The most recent National Geographic has a map of the earth at night in color, that shows various light and heat sources at night. Worth looking at.

Some of the biggest pollution sources are Chinese factories, which have no pollution control and are not covered by Kyoto. (That's not on this map, it's on NASA websites showing smoke and air pollution during the daytime.)

Also, natural gas burn off in places like Nigeria. 100 billion cubic meters of natural gas are burned off every year worldwide as a byproduct of extraction, and in refineries. That's American billions, 1 with 9 zeros behind.

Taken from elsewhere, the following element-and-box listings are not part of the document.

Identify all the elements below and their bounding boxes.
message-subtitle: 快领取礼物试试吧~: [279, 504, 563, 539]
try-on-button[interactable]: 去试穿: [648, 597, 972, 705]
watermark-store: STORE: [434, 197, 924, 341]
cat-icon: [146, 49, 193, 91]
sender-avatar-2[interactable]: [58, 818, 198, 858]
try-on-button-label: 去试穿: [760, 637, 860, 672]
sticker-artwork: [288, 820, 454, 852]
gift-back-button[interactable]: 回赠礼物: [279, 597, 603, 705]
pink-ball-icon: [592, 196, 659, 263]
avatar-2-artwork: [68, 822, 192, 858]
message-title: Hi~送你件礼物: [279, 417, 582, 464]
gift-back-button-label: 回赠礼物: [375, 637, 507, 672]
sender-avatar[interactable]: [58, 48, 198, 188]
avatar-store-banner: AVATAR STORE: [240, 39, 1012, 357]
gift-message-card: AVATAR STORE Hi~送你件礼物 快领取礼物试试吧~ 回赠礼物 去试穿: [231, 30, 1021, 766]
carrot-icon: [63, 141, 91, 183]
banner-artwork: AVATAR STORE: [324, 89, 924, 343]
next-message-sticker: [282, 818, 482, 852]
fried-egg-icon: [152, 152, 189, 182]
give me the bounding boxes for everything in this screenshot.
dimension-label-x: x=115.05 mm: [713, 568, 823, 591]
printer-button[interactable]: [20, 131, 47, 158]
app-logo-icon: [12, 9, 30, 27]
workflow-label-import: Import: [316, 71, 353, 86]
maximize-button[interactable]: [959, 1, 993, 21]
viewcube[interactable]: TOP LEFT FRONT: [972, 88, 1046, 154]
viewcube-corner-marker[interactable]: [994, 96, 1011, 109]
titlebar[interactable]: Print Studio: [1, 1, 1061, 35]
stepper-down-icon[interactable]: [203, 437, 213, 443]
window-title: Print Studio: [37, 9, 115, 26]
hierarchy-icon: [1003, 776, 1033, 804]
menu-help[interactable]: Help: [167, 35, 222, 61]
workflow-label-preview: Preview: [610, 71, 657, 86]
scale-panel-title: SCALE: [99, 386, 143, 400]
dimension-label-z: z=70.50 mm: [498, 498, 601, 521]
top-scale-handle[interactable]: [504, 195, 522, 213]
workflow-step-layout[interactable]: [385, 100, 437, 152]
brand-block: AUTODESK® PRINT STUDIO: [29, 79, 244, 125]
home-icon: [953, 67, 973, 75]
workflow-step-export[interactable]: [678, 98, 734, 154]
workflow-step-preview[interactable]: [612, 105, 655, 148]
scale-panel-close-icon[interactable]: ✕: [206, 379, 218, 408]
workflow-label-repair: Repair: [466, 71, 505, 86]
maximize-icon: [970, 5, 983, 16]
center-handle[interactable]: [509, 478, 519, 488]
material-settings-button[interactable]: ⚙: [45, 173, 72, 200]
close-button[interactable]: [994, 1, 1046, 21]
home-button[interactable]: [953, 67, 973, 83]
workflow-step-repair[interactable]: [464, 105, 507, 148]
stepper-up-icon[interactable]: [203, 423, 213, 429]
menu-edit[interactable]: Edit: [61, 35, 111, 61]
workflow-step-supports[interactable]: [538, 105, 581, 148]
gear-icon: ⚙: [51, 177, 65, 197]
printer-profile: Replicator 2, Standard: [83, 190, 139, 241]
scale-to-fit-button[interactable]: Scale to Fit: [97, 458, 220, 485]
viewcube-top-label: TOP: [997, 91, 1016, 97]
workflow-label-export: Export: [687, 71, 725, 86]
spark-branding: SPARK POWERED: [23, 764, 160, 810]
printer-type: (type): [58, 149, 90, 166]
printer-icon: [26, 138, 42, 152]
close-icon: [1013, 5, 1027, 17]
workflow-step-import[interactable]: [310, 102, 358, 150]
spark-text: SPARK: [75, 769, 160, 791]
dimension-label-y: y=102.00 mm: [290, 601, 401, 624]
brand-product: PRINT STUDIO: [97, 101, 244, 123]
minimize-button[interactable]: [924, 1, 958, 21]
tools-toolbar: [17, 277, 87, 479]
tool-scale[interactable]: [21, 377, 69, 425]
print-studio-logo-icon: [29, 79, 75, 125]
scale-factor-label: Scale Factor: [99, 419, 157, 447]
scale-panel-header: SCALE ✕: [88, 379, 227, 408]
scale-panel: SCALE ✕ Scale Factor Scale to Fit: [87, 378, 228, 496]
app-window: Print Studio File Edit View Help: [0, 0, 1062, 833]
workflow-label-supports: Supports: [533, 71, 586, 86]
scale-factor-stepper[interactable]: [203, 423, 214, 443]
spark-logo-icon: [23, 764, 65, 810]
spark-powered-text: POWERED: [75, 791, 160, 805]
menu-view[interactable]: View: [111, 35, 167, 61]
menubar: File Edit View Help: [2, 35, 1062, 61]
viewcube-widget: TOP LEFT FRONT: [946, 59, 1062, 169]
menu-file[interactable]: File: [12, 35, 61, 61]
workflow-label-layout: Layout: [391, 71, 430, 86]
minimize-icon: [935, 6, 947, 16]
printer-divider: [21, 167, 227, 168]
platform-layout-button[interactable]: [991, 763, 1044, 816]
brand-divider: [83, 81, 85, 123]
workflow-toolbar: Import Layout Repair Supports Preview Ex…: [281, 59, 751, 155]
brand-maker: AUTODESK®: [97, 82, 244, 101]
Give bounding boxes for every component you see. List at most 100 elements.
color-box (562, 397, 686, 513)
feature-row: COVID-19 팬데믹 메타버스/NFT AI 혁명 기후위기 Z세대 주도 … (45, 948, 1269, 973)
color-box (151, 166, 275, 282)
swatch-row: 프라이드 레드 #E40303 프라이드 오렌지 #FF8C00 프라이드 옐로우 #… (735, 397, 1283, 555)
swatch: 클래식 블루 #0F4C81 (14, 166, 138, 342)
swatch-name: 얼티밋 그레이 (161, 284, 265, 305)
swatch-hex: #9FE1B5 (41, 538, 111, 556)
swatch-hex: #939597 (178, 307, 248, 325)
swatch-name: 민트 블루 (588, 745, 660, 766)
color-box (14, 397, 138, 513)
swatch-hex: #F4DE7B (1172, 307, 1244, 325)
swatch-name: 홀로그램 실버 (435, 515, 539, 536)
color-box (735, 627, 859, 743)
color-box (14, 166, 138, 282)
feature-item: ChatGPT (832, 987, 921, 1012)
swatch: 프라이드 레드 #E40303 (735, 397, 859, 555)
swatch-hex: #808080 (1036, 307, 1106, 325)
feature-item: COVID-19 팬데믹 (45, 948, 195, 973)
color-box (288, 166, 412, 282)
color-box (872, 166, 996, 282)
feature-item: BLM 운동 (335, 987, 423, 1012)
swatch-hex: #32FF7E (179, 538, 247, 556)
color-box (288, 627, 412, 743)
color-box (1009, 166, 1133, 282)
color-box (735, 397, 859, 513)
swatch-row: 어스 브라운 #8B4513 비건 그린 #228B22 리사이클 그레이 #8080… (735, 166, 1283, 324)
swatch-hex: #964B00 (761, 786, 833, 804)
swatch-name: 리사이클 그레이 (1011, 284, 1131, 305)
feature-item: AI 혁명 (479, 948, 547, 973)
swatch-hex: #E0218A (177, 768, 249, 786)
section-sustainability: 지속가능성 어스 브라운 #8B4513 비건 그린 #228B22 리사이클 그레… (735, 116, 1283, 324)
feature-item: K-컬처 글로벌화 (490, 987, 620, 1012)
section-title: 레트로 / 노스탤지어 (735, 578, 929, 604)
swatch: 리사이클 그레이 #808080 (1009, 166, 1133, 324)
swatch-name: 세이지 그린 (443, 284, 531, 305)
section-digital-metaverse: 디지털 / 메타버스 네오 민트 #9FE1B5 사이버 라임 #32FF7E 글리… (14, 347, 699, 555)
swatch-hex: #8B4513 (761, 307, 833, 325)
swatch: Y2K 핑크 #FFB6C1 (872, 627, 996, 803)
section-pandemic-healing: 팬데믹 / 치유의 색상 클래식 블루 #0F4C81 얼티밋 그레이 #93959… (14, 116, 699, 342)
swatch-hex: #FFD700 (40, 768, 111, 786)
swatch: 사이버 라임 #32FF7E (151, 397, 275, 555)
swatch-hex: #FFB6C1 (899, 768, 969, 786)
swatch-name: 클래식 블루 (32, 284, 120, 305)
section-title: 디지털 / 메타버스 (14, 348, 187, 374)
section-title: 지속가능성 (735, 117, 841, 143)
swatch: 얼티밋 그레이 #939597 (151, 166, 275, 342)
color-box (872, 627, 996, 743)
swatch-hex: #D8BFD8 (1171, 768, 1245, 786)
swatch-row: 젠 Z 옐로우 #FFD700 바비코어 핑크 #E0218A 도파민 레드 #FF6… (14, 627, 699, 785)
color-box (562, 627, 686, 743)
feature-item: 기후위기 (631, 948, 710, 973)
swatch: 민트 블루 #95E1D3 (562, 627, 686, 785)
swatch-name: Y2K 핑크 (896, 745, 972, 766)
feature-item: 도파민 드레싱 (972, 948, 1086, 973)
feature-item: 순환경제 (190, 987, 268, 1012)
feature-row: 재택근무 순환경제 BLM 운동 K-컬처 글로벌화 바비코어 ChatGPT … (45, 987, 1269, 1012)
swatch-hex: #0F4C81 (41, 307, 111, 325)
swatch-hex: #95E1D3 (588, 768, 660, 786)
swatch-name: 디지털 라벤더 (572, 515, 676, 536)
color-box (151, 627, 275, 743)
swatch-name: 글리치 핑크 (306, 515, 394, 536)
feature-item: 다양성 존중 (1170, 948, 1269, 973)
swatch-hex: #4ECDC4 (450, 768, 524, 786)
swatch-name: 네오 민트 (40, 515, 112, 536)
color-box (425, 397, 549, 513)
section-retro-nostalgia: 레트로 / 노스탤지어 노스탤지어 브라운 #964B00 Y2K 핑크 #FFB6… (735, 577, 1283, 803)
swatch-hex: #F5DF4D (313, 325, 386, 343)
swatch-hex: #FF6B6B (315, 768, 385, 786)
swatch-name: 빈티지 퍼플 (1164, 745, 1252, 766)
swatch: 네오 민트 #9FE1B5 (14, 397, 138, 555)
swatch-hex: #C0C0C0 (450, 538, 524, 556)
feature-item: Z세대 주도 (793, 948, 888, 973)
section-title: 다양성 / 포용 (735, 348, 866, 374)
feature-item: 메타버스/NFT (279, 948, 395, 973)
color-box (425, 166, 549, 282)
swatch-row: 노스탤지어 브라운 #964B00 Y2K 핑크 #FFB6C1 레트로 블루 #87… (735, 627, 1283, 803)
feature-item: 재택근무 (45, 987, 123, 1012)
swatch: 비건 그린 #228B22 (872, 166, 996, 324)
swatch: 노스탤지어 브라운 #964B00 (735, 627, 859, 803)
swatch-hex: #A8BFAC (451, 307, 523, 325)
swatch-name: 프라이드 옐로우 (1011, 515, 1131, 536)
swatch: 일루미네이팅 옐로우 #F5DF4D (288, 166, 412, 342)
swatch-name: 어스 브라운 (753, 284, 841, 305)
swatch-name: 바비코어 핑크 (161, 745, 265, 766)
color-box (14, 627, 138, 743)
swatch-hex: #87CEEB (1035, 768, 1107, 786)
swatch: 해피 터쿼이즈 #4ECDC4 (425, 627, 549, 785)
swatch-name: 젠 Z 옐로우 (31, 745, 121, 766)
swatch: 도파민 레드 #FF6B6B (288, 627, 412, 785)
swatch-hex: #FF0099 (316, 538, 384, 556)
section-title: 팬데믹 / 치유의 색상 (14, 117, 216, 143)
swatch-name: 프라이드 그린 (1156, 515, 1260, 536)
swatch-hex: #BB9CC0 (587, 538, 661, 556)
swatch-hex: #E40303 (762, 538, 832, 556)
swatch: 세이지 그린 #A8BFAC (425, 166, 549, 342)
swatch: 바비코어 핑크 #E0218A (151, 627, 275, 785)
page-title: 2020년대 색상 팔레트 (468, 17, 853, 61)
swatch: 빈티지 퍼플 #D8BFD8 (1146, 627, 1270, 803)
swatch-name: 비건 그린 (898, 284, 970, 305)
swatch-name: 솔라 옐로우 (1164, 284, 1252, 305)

Not to mention slash-and-burn agriculture in Africa, South America, and Asia.

But I have read predictions that the human population will top out and start declining in about 50 years. Hard to imagine, but we already see it in Europe, Japan, and even in China, where the "one child only" laws are starting to have an effect.



To: frankw1900 who wrote (85191)11/9/2004 9:31:09 PM
From: Selectric II  Respond to of 793885
 
The earth has been getting warmer ever since the last ice age, which probably was caused by a catastrophic event, e.g. an asteroid that kicked up enough dust to substantially cloud the earth and shield it from the sun, cooling it, also causing all sorts of plant matter to die from lack of sunlight and thereby starving all sorts of animal life, too. At the same time, polar icecaps formed and grew.

As the sky cleared, the earth started warming -- over tens of thousands of years -- and the huge polar icecaps that formed during the ice age started melting.

We live in what amounts to a pinpoint in time during the melting phase. It will take a LOT longer. But another asteroid could hit and start the process all over again. If so, I hope you've paid your heating bill.



To: frankw1900 who wrote (85191)11/9/2004 10:19:35 PM
From: Alastair McIntosh  Respond to of 793885
 
The Arctic mean temperature anomaly is back to where it was in 1938, junkscience.com

The plot is based on this record: giss.nasa.gov

But right now, though, the Arctic is getting warmer.